From Release to Adoption: Challenges in Reusing Pre-trained AI Models for Downstream Developers
For downstream developers and researchers, this work provides a taxonomy of challenges in reusing pre-trained models, highlighting the need for better support in model reuse.
This study analyzes 840 PTM-related issue reports from 31 open-source projects, identifying seven key categories of challenges downstream developers face when reusing pre-trained models. It finds that PTM-related issues take significantly longer to resolve than non-PTM issues, with variation across categories.
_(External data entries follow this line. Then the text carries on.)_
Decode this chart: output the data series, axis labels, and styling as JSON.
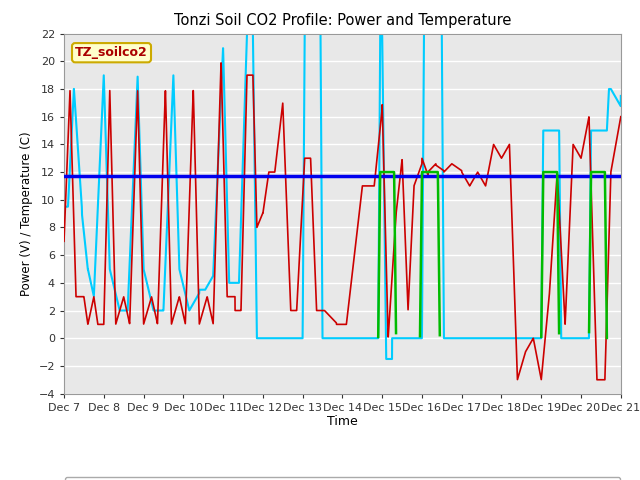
{
  "title": "Tonzi Soil CO2 Profile: Power and Temperature",
  "ylabel": "Power (V) / Temperature (C)",
  "xlabel": "Time",
  "ylim": [
    -4,
    22
  ],
  "yticks": [
    -4,
    -2,
    0,
    2,
    4,
    6,
    8,
    10,
    12,
    14,
    16,
    18,
    20,
    22
  ],
  "fig_bg": "#ffffff",
  "plot_bg": "#e8e8e8",
  "grid_color": "#ffffff",
  "label_box": "TZ_soilco2",
  "label_box_bg": "#ffffcc",
  "label_box_border": "#ccaa00",
  "label_box_text": "#aa0000",
  "cr23x_voltage_color": "#0000ee",
  "cr23x_temp_color": "#cc0000",
  "cr10x_voltage_color": "#00bb00",
  "cr10x_temp_color": "#00ccff",
  "cr23x_voltage_value": 11.7,
  "xtick_labels": [
    "Dec 7",
    "Dec 8",
    "Dec 9",
    "Dec 10",
    "Dec 11",
    "Dec 12",
    "Dec 13",
    "Dec 14",
    "Dec 15",
    "Dec 16",
    "Dec 17",
    "Dec 18",
    "Dec 19",
    "Dec 20",
    "Dec 21"
  ],
  "xtick_positions": [
    7,
    8,
    9,
    10,
    11,
    12,
    13,
    14,
    15,
    16,
    17,
    18,
    19,
    20,
    21
  ]
}
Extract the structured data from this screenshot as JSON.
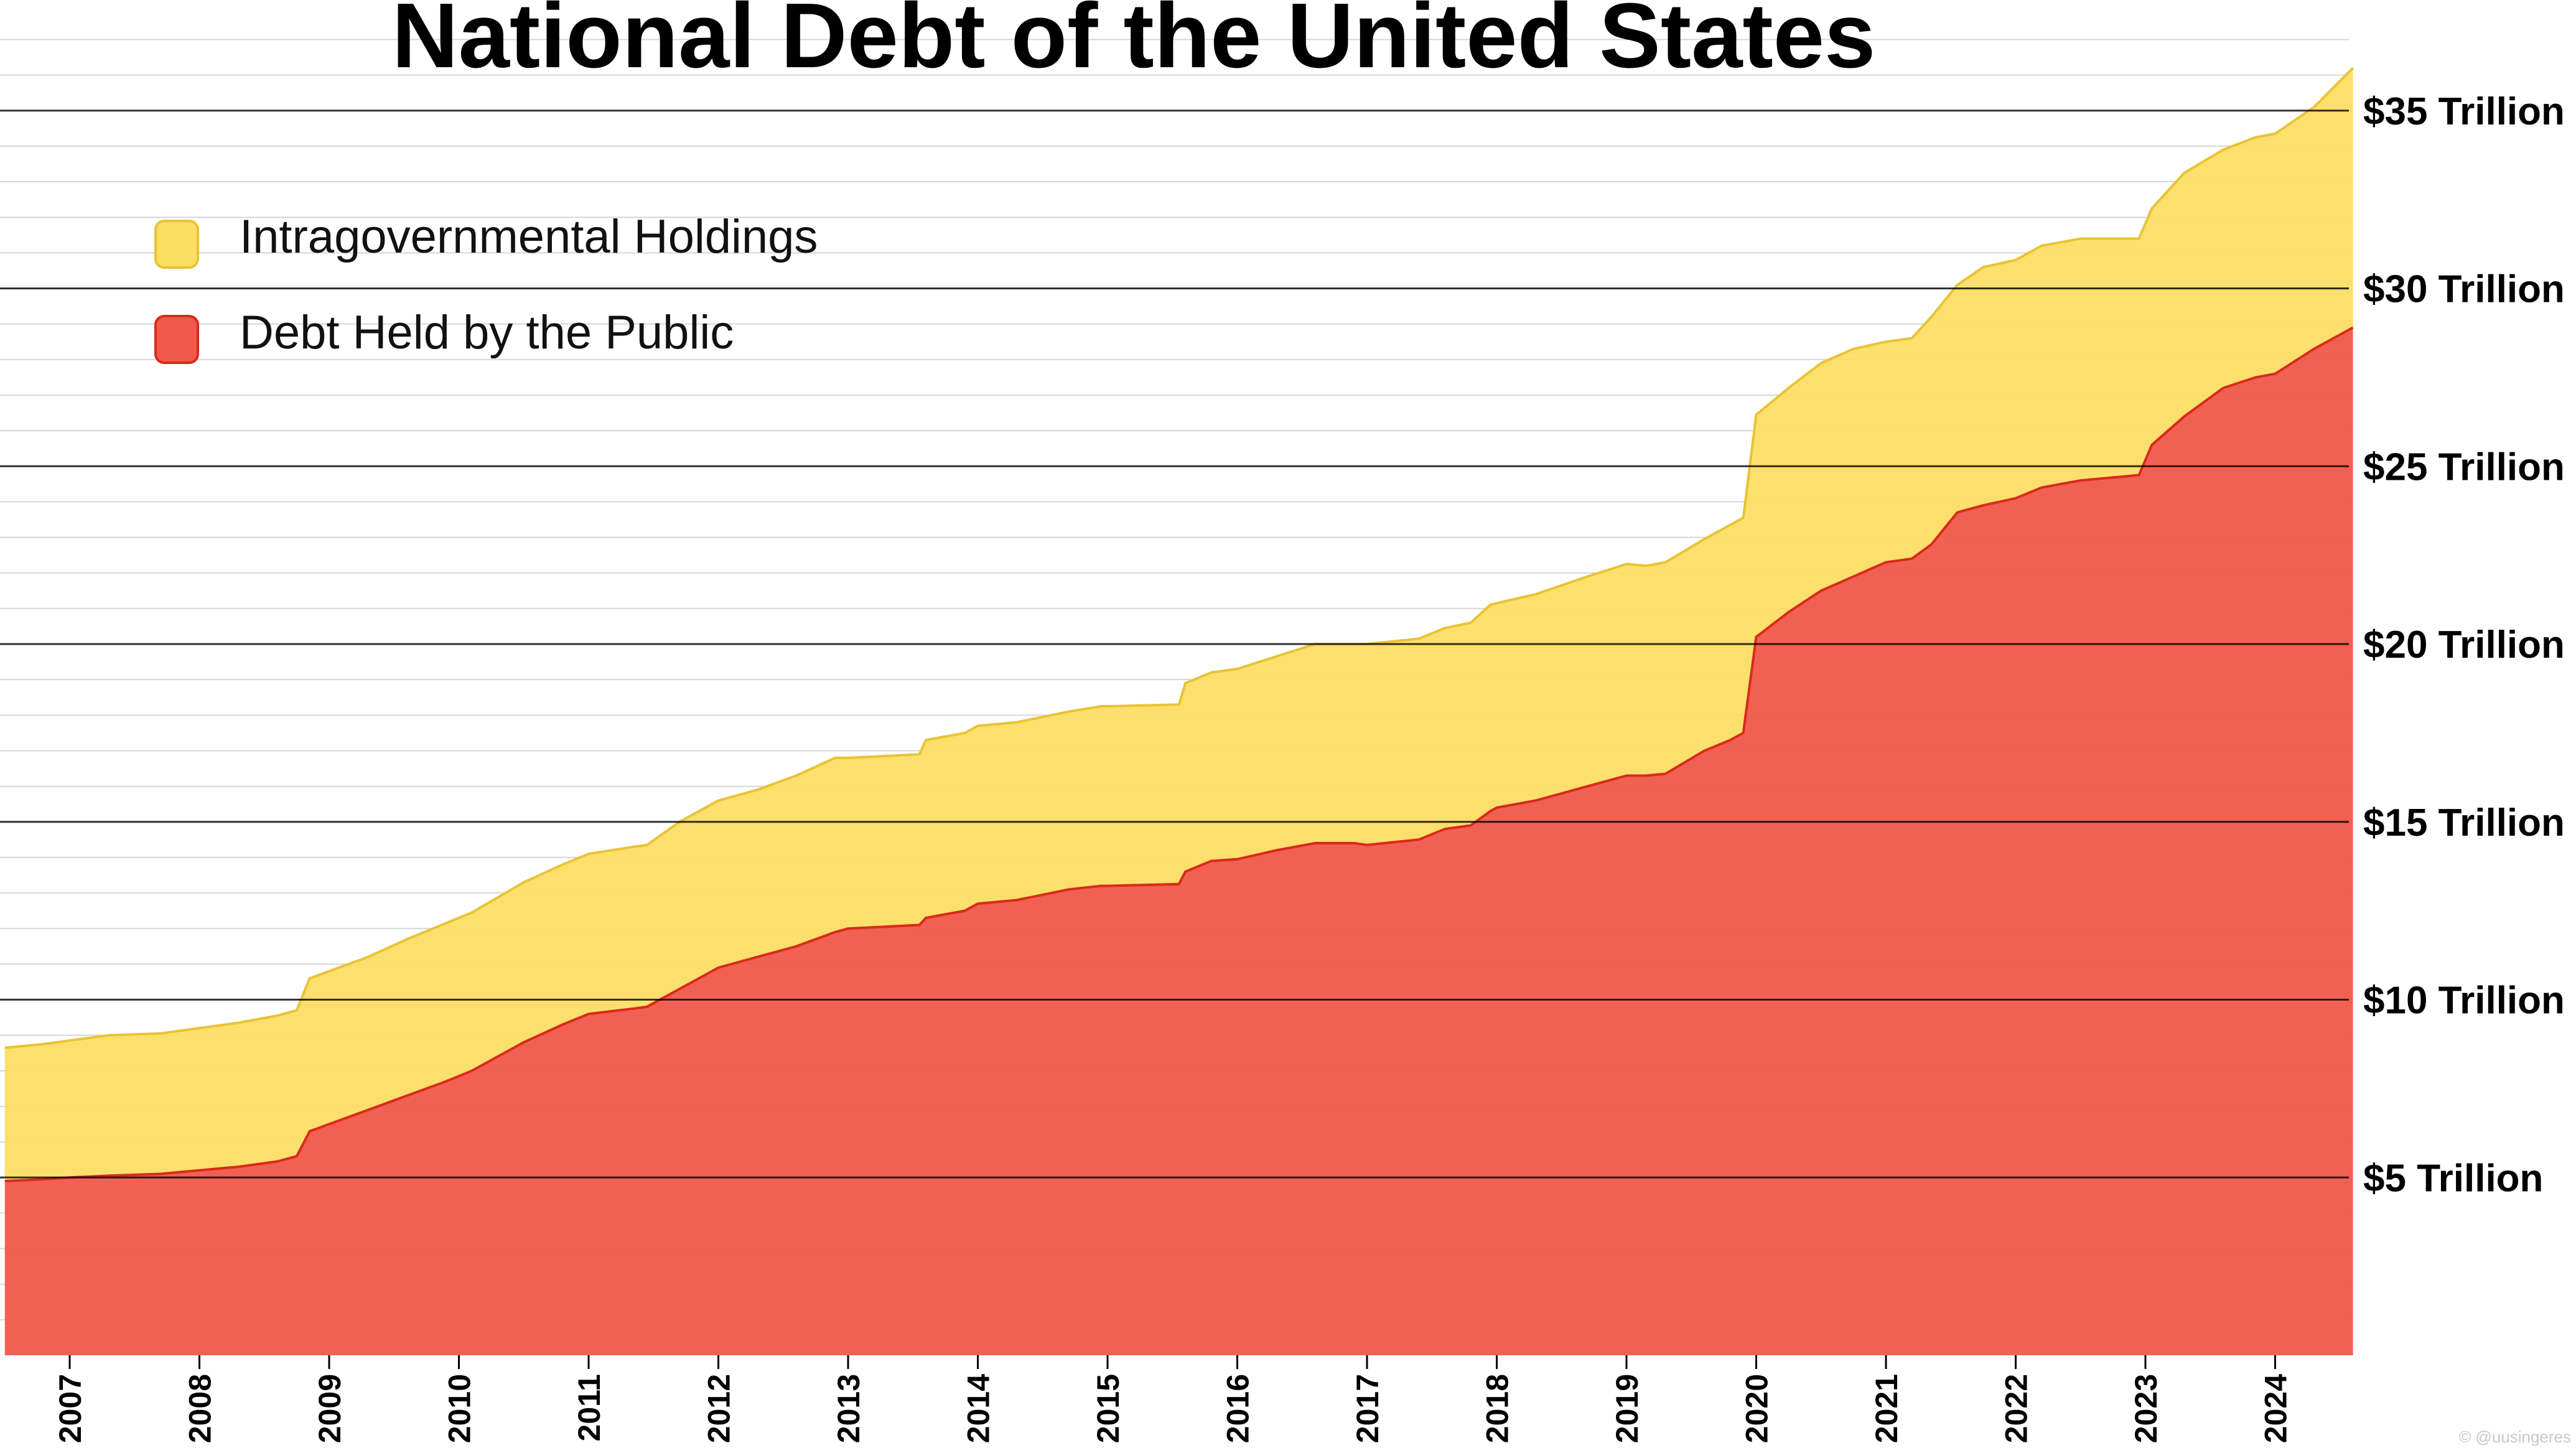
{
  "chart_data": {
    "type": "area",
    "title": "National Debt of the United States",
    "xlabel": "",
    "ylabel": "",
    "xlim": [
      2006.5,
      2024.6
    ],
    "ylim": [
      0,
      37.5
    ],
    "stacked": true,
    "y_unit": "Trillion USD",
    "y_ticks": [
      {
        "value": 5,
        "label": "$5 Trillion"
      },
      {
        "value": 10,
        "label": "$10 Trillion"
      },
      {
        "value": 15,
        "label": "$15 Trillion"
      },
      {
        "value": 20,
        "label": "$20 Trillion"
      },
      {
        "value": 25,
        "label": "$25 Trillion"
      },
      {
        "value": 30,
        "label": "$30 Trillion"
      },
      {
        "value": 35,
        "label": "$35 Trillion"
      }
    ],
    "x_ticks": [
      {
        "value": 2007,
        "label": "2007"
      },
      {
        "value": 2008,
        "label": "2008"
      },
      {
        "value": 2009,
        "label": "2009"
      },
      {
        "value": 2010,
        "label": "2010"
      },
      {
        "value": 2011,
        "label": "2011"
      },
      {
        "value": 2012,
        "label": "2012"
      },
      {
        "value": 2013,
        "label": "2013"
      },
      {
        "value": 2014,
        "label": "2014"
      },
      {
        "value": 2015,
        "label": "2015"
      },
      {
        "value": 2016,
        "label": "2016"
      },
      {
        "value": 2017,
        "label": "2017"
      },
      {
        "value": 2018,
        "label": "2018"
      },
      {
        "value": 2019,
        "label": "2019"
      },
      {
        "value": 2020,
        "label": "2020"
      },
      {
        "value": 2021,
        "label": "2021"
      },
      {
        "value": 2022,
        "label": "2022"
      },
      {
        "value": 2023,
        "label": "2023"
      },
      {
        "value": 2024,
        "label": "2024"
      }
    ],
    "grid": {
      "major_every": 5,
      "minor_every": 1
    },
    "legend": {
      "placement": "top-left"
    },
    "series": [
      {
        "name": "Debt Held by the Public",
        "color": "#F0594A",
        "line_color": "#D92A1A",
        "x": [
          2006.5,
          2006.8,
          2007.0,
          2007.3,
          2007.7,
          2008.0,
          2008.3,
          2008.6,
          2008.75,
          2008.85,
          2009.0,
          2009.3,
          2009.6,
          2009.9,
          2010.1,
          2010.5,
          2010.8,
          2011.0,
          2011.35,
          2011.45,
          2011.7,
          2012.0,
          2012.3,
          2012.6,
          2012.9,
          2013.0,
          2013.55,
          2013.6,
          2013.9,
          2014.0,
          2014.3,
          2014.7,
          2014.95,
          2015.0,
          2015.55,
          2015.6,
          2015.8,
          2016.0,
          2016.3,
          2016.6,
          2016.9,
          2017.0,
          2017.4,
          2017.6,
          2017.8,
          2017.95,
          2018.0,
          2018.3,
          2018.7,
          2019.0,
          2019.15,
          2019.3,
          2019.6,
          2019.8,
          2019.9,
          2020.0,
          2020.25,
          2020.5,
          2020.75,
          2021.0,
          2021.2,
          2021.35,
          2021.55,
          2021.75,
          2022.0,
          2022.2,
          2022.5,
          2022.8,
          2022.95,
          2023.05,
          2023.3,
          2023.6,
          2023.85,
          2024.0,
          2024.3,
          2024.6
        ],
        "values": [
          4.9,
          4.95,
          5.0,
          5.05,
          5.1,
          5.2,
          5.3,
          5.45,
          5.6,
          6.3,
          6.5,
          6.9,
          7.3,
          7.7,
          8.0,
          8.8,
          9.3,
          9.6,
          9.75,
          9.8,
          10.3,
          10.9,
          11.2,
          11.5,
          11.9,
          12.0,
          12.1,
          12.3,
          12.5,
          12.7,
          12.8,
          13.1,
          13.2,
          13.2,
          13.25,
          13.6,
          13.9,
          13.95,
          14.2,
          14.4,
          14.4,
          14.35,
          14.5,
          14.8,
          14.9,
          15.3,
          15.4,
          15.6,
          16.0,
          16.3,
          16.3,
          16.35,
          17.0,
          17.3,
          17.5,
          20.2,
          20.9,
          21.5,
          21.9,
          22.3,
          22.4,
          22.8,
          23.7,
          23.9,
          24.1,
          24.4,
          24.6,
          24.7,
          24.75,
          25.6,
          26.4,
          27.2,
          27.5,
          27.6,
          28.3,
          28.9
        ]
      },
      {
        "name": "Intragovernmental Holdings",
        "color": "#FCDD64",
        "line_color": "#E8C335",
        "x": [
          2006.5,
          2006.8,
          2007.0,
          2007.3,
          2007.7,
          2008.0,
          2008.3,
          2008.6,
          2008.75,
          2008.85,
          2009.0,
          2009.3,
          2009.6,
          2009.9,
          2010.1,
          2010.5,
          2010.8,
          2011.0,
          2011.35,
          2011.45,
          2011.7,
          2012.0,
          2012.3,
          2012.6,
          2012.9,
          2013.0,
          2013.55,
          2013.6,
          2013.9,
          2014.0,
          2014.3,
          2014.7,
          2014.95,
          2015.0,
          2015.55,
          2015.6,
          2015.8,
          2016.0,
          2016.3,
          2016.6,
          2016.9,
          2017.0,
          2017.4,
          2017.6,
          2017.8,
          2017.95,
          2018.0,
          2018.3,
          2018.7,
          2019.0,
          2019.15,
          2019.3,
          2019.6,
          2019.8,
          2019.9,
          2020.0,
          2020.25,
          2020.5,
          2020.75,
          2021.0,
          2021.2,
          2021.35,
          2021.55,
          2021.75,
          2022.0,
          2022.2,
          2022.5,
          2022.8,
          2022.95,
          2023.05,
          2023.3,
          2023.6,
          2023.85,
          2024.0,
          2024.3,
          2024.6
        ],
        "values": [
          3.75,
          3.8,
          3.85,
          3.95,
          3.95,
          4.0,
          4.05,
          4.1,
          4.1,
          4.3,
          4.3,
          4.3,
          4.4,
          4.45,
          4.45,
          4.5,
          4.5,
          4.5,
          4.55,
          4.55,
          4.7,
          4.7,
          4.7,
          4.8,
          4.9,
          4.8,
          4.8,
          5.0,
          5.0,
          5.0,
          5.0,
          5.0,
          5.05,
          5.05,
          5.05,
          5.3,
          5.3,
          5.35,
          5.45,
          5.6,
          5.6,
          5.65,
          5.65,
          5.65,
          5.7,
          5.8,
          5.75,
          5.8,
          5.9,
          5.95,
          5.9,
          5.95,
          5.95,
          6.05,
          6.05,
          6.25,
          6.3,
          6.4,
          6.4,
          6.2,
          6.2,
          6.4,
          6.4,
          6.7,
          6.7,
          6.8,
          6.8,
          6.7,
          6.65,
          6.65,
          6.85,
          6.7,
          6.75,
          6.75,
          6.8,
          7.3
        ]
      }
    ]
  },
  "watermark": "© @uusingeres"
}
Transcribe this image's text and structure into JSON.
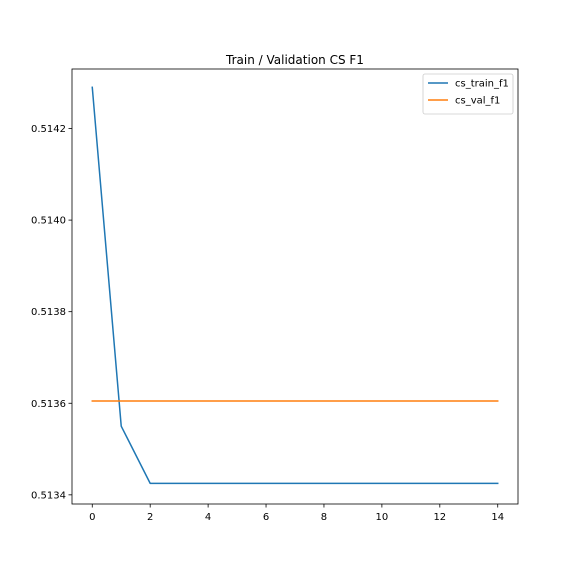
{
  "chart_data": {
    "type": "line",
    "title": "Train / Validation CS F1",
    "xlabel": "",
    "ylabel": "",
    "x": [
      0,
      1,
      2,
      3,
      4,
      5,
      6,
      7,
      8,
      9,
      10,
      11,
      12,
      13,
      14
    ],
    "xlim": [
      -0.7,
      14.7
    ],
    "ylim": [
      0.51338,
      0.51433
    ],
    "xticks": [
      0,
      2,
      4,
      6,
      8,
      10,
      12,
      14
    ],
    "xtick_labels": [
      "0",
      "2",
      "4",
      "6",
      "8",
      "10",
      "12",
      "14"
    ],
    "yticks": [
      0.5134,
      0.5136,
      0.5138,
      0.514,
      0.5142
    ],
    "ytick_labels": [
      "0.5134",
      "0.5136",
      "0.5138",
      "0.5140",
      "0.5142"
    ],
    "grid": false,
    "legend_position": "top-right",
    "series": [
      {
        "name": "cs_train_f1",
        "color": "#1f77b4",
        "values": [
          0.51429,
          0.51355,
          0.513425,
          0.513425,
          0.513425,
          0.513425,
          0.513425,
          0.513425,
          0.513425,
          0.513425,
          0.513425,
          0.513425,
          0.513425,
          0.513425,
          0.513425
        ]
      },
      {
        "name": "cs_val_f1",
        "color": "#ff7f0e",
        "values": [
          0.513605,
          0.513605,
          0.513605,
          0.513605,
          0.513605,
          0.513605,
          0.513605,
          0.513605,
          0.513605,
          0.513605,
          0.513605,
          0.513605,
          0.513605,
          0.513605,
          0.513605
        ]
      }
    ]
  }
}
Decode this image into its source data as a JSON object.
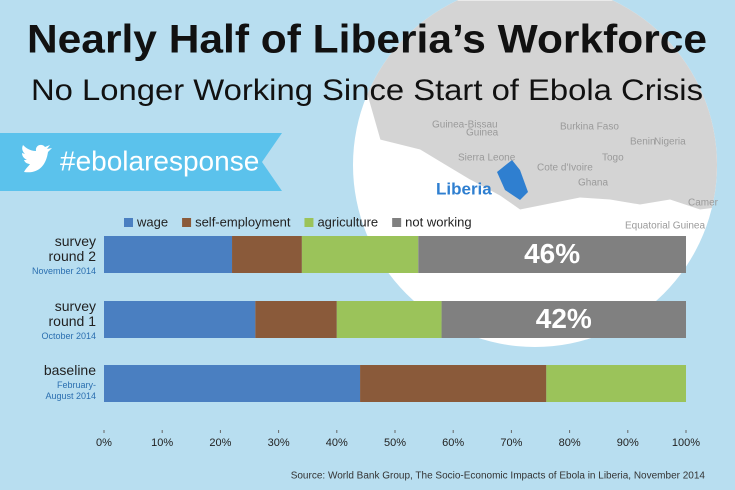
{
  "title": "Nearly Half of Liberia’s Workforce",
  "subtitle": "No Longer Working Since Start of Ebola Crisis",
  "hashtag": "#ebolaresponse",
  "map": {
    "highlight": "Liberia",
    "labels": [
      "Guinea-Bissau",
      "Guinea",
      "Burkina Faso",
      "Benin",
      "Nigeria",
      "Sierra Leone",
      "Cote d'Ivoire",
      "Togo",
      "Ghana",
      "Equatorial Guinea",
      "Camer"
    ]
  },
  "source": "Source: World Bank Group, The Socio-Economic Impacts of Ebola in Liberia, November 2014",
  "chart_data": {
    "type": "stacked-barh",
    "categories": [
      "survey round 2",
      "survey round 1",
      "baseline"
    ],
    "category_notes": [
      "November 2014",
      "October 2014",
      "February-August 2014"
    ],
    "series": [
      {
        "name": "wage",
        "color": "#4a7fc1",
        "values": [
          22,
          26,
          44
        ]
      },
      {
        "name": "self-employment",
        "color": "#8a5a3a",
        "values": [
          12,
          14,
          32
        ]
      },
      {
        "name": "agriculture",
        "color": "#9bc35a",
        "values": [
          20,
          18,
          24
        ]
      },
      {
        "name": "not working",
        "color": "#808080",
        "values": [
          46,
          42,
          0
        ],
        "value_labels": [
          "46%",
          "42%",
          null
        ]
      }
    ],
    "xlim": [
      0,
      100
    ],
    "xticks": [
      {
        "value": 0,
        "label": "0%"
      },
      {
        "value": 10,
        "label": "10%"
      },
      {
        "value": 20,
        "label": "20%"
      },
      {
        "value": 30,
        "label": "30%"
      },
      {
        "value": 40,
        "label": "40%"
      },
      {
        "value": 50,
        "label": "50%"
      },
      {
        "value": 60,
        "label": "60%"
      },
      {
        "value": 70,
        "label": "70%"
      },
      {
        "value": 80,
        "label": "80%"
      },
      {
        "value": 90,
        "label": "90%"
      },
      {
        "value": 100,
        "label": "100%"
      }
    ],
    "legend": "top"
  }
}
Pre-trained models (PTMs) have gained widespread popularity and achieved remarkable success across various fields, driven by their groundbreaking performance and easy accessibility through hosting providers. However, the challenges faced by downstream developers in reusing PTMs in software systems are less explored. To bridge this knowledge gap, we qualitatively created and analyzed a dataset of 840 PTM-related issue reports from 31 OSS GitHub projects. We systematically developed a comprehensive taxonomy of PTM-related challenges that developers face in downstream projects. Our study identifies seven key categories of challenges that downstream developers face in reusing PTMs, such as model usage, model performance, and output quality. We also compared our findings with existing taxonomies. Additionally, we conducted a resolution time analysis and, based on statistical tests, found that PTM-related issues take significantly longer to be resolved than issues unrelated to PTMs, with significant variation across challenge categories. We discuss the implications of our findings for practitioners and possibilities for future research.